Awakening the Sleeping Agent: Lean-Specific Agentic Data Reactivates General Tool Use in Goedel Prover
This addresses the problem of agentic collapse in domain-specialized models for AI researchers, showing that suppressed capabilities can be reversed with minimal data, though it is incremental as it builds on existing fine-tuning methods.
The study found that heavy supervised fine-tuning on formal mathematics data suppressed general tool-use capabilities in the Goedel-Prover-V2 model, reducing function-calling accuracy from 89.4% to nearly 0%, but fine-tuning with just 100 Lean-specific agentic traces restored performance to 83.8% on the Berkeley Function Calling Leaderboard and improved ProofNet pass@32 from 21.51% to 25.81%.
Heavy supervised fine-tuning on a target domain can strongly suppress capabilities that were present in the base model. We study this phenomenon in formal mathematics using Goedel-Prover-V2, an open-source model heavily trained on 1.8 million formal-math examples. After domain specialization, the model almost completely loses its ability to produce valid tool calls, even when explicitly instructed to use tools, dropping from 89.4% function-calling accuracy in the base model to nearly 0%. We ask whether this agentic collapse is permanent or instead reversible. To answer this question, we fine-tune the specialized model on a small amount of Lean-specific tool-use data. Remarkably, as few as 100 agentic traces are sufficient to restore strong tool-calling behavior.
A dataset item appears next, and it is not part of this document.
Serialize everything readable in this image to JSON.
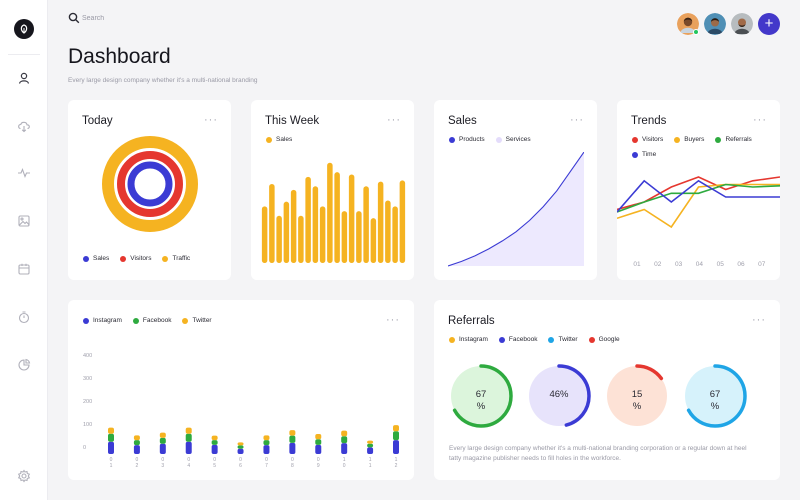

Importantly, this recovery is not the result of reward hacking or benchmark-specific optimization: the recovery data is entirely drawn from the Lean setting, where the model uses natural-language queries to search the Mathlib library for relevant theorems and lemmas, yet the regained capability transfers well beyond that domain. In particular, these same 100 Lean-specific traces improve performance on the Berkeley Function Calling Leaderboard from near zero to 83.8%, approaching the base model's 89.4% despite the mismatch in task distribution and protocol. The recovered capability is also practically useful in-domain. On ProofNet, pass@32 improves from 21.51% to 25.81%. Together, these results show that heavy domain supervised fine-tuning can suppress general tool-use ability without permanently erasing it, and that a small amount of domain-specific agentic data can awaken dormant tool-use capabilities.